Каждая встреча с таким человеком, как Алексей Викторович, прибавляла что-то и мне. Что? Не всегда можно ответить на такой вопрос. Почему человеку нужно общение с единомышленниками?
…Мимо нас прошли женщина с небольшой рыжей собачкой, затем пограничник. Алексей Викторович проводил их долгим взглядом.
– Вы помните собачьи романы Джека Лондона? – без всякого перехода неожиданно обратился он ко мне. – «Джерри-островитянин», «Майкель, брат Джерри»… Помните, конечно. А какой породы Джерри, знаете? Не знаете. То-то и оно, читаете, а не вдумываетесь. Э-э, голубчик, это не похоже на вас. Где-то там есть указание: ирландский терьер; но, по-моему, это неправильно. Мне кажется, Лондон ошибался. Ведь Джерри и Майкель были приучены ловить беглых рабов, вести охоту на чернокожих, а ирландский терьер некрупная собака… вроде этой, что прошла. Вероятно, это был все-таки эрдельтерьер. И по описанию очень похоже на эрдельтерьера… Хотя, должен сказать, ирландский терьер тоже чудесный пес. Как все терьеры, бесстрашный и смелый…
Породы собак – большие и крошки…
Есть доги – быки, есть болонки – блошки! —
принялся он снова декламировать. Я слушал, а перед глазами сразу встало недавнее событие – как Снукки повела облаву на браконьера.
Но друг мой Тим не будет побит!
Пускай у врага его грозный вид…
«Давай!» – гаркнет Тим. – «Я еще не убит!»
– Правда, хорошо?
Ему безразличен противника рост.
Встретив – Тим гордо поднимет свой хвост.

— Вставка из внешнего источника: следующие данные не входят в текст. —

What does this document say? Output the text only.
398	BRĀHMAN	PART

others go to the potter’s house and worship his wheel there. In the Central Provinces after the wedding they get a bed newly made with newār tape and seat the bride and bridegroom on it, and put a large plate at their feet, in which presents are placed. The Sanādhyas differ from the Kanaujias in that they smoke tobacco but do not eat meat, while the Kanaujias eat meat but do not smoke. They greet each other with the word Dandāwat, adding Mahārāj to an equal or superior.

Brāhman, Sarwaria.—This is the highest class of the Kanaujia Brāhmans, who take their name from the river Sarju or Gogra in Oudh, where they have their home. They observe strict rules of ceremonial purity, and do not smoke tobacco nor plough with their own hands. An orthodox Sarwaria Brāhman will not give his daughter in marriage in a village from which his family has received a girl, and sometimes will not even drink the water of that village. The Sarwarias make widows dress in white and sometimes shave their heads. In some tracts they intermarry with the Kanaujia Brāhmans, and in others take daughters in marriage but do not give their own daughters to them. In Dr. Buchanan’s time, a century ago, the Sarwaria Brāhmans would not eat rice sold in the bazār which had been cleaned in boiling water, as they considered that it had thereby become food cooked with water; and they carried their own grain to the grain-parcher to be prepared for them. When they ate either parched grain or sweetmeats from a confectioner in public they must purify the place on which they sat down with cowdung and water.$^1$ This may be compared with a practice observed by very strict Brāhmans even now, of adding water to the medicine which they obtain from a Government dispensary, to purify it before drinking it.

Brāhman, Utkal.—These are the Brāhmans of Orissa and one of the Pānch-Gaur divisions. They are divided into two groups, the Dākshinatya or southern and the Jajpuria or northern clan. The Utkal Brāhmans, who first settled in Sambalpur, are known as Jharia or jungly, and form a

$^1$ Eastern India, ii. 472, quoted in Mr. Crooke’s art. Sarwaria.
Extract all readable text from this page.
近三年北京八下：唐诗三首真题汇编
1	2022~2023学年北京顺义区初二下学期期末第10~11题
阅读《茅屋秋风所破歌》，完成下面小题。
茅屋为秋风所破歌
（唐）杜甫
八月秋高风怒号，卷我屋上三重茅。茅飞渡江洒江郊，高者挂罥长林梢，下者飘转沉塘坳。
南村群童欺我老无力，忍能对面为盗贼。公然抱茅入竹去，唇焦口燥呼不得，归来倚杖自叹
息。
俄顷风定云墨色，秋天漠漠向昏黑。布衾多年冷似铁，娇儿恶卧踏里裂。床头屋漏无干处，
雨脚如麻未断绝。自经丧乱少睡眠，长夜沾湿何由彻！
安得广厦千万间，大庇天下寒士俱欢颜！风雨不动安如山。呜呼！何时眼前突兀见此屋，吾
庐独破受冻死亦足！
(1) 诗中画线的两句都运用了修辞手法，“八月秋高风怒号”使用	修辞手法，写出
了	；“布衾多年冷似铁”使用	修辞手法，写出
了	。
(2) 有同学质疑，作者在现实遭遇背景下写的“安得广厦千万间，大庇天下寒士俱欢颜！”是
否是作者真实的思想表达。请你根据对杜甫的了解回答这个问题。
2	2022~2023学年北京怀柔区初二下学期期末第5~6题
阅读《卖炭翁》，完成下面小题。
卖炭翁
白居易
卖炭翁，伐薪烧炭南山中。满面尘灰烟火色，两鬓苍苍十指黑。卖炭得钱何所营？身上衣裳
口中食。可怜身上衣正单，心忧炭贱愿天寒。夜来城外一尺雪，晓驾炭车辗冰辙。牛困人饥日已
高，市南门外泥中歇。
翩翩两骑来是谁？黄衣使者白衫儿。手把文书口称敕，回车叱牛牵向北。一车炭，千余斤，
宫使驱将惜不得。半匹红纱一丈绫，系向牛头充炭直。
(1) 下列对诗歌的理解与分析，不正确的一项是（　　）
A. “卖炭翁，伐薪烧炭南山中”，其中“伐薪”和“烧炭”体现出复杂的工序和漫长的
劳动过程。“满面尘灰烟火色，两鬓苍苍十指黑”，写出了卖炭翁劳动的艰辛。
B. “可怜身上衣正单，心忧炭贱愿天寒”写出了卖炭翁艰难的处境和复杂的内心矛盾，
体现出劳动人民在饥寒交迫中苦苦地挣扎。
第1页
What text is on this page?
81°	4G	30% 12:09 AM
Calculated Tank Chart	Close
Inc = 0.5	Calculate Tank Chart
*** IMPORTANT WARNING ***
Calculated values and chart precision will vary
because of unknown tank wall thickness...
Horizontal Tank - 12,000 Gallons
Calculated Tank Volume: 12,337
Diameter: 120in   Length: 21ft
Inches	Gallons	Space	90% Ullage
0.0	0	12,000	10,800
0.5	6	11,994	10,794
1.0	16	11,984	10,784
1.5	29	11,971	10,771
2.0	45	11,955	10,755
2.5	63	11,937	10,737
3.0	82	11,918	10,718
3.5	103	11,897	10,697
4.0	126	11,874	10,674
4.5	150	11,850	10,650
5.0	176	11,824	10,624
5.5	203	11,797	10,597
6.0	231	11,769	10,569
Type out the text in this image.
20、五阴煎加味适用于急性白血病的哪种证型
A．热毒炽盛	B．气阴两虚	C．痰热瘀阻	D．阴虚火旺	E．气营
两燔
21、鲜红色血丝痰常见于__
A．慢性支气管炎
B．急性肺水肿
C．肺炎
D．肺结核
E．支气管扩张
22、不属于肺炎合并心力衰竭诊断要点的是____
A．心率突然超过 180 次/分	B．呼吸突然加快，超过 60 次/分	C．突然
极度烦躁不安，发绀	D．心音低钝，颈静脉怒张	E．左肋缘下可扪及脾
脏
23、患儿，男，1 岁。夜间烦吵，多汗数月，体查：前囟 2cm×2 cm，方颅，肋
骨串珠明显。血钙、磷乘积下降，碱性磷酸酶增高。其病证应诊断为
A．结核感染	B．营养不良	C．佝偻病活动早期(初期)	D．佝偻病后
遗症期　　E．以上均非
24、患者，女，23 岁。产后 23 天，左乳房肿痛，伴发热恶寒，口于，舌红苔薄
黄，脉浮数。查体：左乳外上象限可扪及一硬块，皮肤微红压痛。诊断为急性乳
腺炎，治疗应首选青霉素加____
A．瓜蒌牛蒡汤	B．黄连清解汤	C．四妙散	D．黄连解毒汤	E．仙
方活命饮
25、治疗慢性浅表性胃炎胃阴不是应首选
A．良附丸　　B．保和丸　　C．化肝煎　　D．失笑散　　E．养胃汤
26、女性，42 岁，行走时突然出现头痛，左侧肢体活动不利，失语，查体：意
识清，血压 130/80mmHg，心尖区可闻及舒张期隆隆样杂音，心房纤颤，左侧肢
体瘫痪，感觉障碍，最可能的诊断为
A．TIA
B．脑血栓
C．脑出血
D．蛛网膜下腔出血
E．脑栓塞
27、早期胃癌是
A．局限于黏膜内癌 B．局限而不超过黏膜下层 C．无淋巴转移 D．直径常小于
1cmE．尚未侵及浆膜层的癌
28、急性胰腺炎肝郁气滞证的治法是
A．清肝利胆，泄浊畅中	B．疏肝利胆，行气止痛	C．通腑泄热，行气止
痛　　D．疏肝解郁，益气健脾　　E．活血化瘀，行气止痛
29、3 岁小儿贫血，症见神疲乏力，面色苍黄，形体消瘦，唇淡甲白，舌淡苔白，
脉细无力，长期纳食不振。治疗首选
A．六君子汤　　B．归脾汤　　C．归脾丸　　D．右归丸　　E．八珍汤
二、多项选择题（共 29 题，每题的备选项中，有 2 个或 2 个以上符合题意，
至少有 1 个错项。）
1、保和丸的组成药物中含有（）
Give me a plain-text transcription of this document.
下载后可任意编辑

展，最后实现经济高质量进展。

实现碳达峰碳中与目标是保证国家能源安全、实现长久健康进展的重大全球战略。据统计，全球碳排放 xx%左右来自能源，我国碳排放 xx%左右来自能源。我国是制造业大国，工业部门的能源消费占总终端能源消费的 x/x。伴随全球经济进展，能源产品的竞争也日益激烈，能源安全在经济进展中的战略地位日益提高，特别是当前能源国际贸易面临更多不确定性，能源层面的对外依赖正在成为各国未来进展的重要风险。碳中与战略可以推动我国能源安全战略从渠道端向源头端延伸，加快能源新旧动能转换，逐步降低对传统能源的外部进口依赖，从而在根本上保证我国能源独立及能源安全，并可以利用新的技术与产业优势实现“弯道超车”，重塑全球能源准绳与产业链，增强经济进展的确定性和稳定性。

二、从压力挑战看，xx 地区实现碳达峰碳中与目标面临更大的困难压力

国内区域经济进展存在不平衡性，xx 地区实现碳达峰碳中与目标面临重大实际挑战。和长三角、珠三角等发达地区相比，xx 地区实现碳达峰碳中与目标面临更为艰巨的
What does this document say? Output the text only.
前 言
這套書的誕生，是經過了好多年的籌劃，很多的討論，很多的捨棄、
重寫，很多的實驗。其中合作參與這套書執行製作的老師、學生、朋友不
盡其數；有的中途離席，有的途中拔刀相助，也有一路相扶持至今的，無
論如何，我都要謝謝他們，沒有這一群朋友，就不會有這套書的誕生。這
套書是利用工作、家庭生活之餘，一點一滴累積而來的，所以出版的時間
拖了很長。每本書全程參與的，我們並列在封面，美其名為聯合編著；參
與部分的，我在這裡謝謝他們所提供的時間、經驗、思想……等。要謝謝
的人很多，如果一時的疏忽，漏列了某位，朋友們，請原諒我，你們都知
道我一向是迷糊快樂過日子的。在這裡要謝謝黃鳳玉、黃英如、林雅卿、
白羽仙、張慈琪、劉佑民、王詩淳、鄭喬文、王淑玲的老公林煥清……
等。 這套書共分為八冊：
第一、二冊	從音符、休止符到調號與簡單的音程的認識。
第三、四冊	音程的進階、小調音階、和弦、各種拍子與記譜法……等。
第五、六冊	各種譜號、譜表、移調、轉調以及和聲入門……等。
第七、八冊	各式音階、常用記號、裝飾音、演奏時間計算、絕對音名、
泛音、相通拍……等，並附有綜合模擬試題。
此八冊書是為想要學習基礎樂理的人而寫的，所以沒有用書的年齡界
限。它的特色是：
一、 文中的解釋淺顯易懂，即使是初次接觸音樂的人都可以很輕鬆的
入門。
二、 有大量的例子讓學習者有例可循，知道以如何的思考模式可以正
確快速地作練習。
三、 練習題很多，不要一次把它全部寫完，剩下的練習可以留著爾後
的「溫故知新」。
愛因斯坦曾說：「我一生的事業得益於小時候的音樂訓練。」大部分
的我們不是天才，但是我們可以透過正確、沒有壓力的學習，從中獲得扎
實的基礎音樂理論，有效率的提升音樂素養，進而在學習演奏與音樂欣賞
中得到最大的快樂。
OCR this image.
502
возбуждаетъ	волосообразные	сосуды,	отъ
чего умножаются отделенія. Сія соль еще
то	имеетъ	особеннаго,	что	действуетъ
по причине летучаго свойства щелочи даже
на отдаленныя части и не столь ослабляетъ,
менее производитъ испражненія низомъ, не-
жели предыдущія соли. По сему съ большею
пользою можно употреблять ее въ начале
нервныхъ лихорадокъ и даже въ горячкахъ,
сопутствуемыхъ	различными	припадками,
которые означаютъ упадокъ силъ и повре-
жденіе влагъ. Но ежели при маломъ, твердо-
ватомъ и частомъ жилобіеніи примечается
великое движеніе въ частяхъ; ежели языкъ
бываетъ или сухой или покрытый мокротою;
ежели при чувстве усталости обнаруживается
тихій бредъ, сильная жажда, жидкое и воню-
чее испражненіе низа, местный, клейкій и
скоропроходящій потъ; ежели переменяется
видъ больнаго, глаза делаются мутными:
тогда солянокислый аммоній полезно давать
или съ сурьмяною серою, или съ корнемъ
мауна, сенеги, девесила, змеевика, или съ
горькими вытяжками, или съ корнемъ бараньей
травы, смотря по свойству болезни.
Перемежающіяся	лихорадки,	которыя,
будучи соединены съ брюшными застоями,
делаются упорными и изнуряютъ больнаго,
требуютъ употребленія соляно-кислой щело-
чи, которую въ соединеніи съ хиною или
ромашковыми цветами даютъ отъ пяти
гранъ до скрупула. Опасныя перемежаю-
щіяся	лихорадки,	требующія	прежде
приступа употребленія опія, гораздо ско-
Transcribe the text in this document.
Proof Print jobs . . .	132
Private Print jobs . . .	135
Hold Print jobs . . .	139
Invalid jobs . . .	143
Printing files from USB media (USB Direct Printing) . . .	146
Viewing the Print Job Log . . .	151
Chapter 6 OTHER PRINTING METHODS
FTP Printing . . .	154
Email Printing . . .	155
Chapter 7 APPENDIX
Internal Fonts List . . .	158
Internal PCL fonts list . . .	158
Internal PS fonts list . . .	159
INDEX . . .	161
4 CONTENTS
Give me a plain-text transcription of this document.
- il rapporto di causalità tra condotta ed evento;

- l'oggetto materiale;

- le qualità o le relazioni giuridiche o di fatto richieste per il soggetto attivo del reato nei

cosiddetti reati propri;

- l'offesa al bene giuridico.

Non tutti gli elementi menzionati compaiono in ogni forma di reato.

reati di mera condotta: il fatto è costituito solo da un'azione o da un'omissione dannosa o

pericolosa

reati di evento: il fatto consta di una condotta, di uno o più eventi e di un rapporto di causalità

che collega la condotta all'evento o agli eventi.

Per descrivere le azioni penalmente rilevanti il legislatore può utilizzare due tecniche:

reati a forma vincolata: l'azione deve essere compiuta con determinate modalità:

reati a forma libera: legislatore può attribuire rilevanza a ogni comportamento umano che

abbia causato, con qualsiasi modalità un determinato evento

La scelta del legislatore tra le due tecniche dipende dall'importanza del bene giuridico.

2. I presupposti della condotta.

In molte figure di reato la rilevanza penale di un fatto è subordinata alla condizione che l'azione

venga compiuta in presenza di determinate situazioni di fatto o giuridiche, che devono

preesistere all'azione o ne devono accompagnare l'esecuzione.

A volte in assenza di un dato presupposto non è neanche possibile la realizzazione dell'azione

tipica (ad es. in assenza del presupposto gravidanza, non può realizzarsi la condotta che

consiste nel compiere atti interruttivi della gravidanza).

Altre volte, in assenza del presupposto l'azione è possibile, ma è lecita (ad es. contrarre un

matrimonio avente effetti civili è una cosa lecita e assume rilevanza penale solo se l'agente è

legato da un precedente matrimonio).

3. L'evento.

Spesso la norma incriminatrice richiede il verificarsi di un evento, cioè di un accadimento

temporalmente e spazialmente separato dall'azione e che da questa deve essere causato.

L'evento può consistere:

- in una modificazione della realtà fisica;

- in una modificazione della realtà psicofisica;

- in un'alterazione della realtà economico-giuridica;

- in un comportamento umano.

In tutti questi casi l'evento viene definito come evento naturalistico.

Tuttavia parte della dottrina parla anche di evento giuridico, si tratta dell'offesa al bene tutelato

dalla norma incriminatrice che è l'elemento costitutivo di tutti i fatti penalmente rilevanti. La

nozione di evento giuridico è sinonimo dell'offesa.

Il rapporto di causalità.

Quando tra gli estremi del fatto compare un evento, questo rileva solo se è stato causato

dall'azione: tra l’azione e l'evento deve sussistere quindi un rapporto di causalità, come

Следы побед – шрамы на ушах…
Чем он не Робин Гуд храбрый, в лесах?
Собака – герой, незнаком ей страх!
Вот те раз! Давно ли Алексей Викторович всячески нахваливал эрделей, можно сказать, это был его «пунктик» – эрдели; когда-то он «открыл» мне эрделей; теперь, похоже, хочет «заразить» еще… К чему он завел речь об ирландских терьерах: чтоб поразить, расширить мой кругозор? Впрочем, разве не все собаки хороши? Когда спрашивают, к примеру, меня, какая порода лучше, я затрудняюсь ответить. Есть ли «плохие» породы?!
Может быть, теперь я захочу взять «ирландца»?!
– Я вот о чем думаю: почему мы применяем для служебных целей только крупных собак? А ирландский терьер? Фокс? Да, и фокс. Вы скажете: фокс – охотничья собака. Ну и что? Вы знаете, фокс отлично идет по службе связи, собака портативная, в кавалерии – сунул в сумку, приторочил к седлу и марш-марш!..
Алексей Викторович как в воду глядел. Война подтвердила справедливость его слов: на фронте, в подразделениях советских инженерных войск, работали все собаки, вплоть до дворняжек.
До последнего вздоха будет Тим мой!
Скребясь и скуля, будет ждать меня!
Хоть тысячу лет будет ждать меня! —
До самых врат смерти дойдет он со мной.
Я в них войду… и он с этого дня.
закончил Алексей Викторович стихотворение, пока я размышлял над сказанным.
– Джон Муррей. «Том, ирландский терьер». Правда, хорошо?
– Сколько вам лет? – сорвалось у меня с языка.
– Пятьдесят седьмой, голубчик, пятьдесят седьмой.
Вы, читатель, уже, конечно, догадались, зачем мы приехали в Ленинград. На выставку. На очередную всесоюзную выставку. В предвоенные годы стало традицией устраивать выставки в разных городах, увы, традицией недолгой. Всесоюзные выставки были в Москве, Тбилиси… Теперь настал черед Ленинграда.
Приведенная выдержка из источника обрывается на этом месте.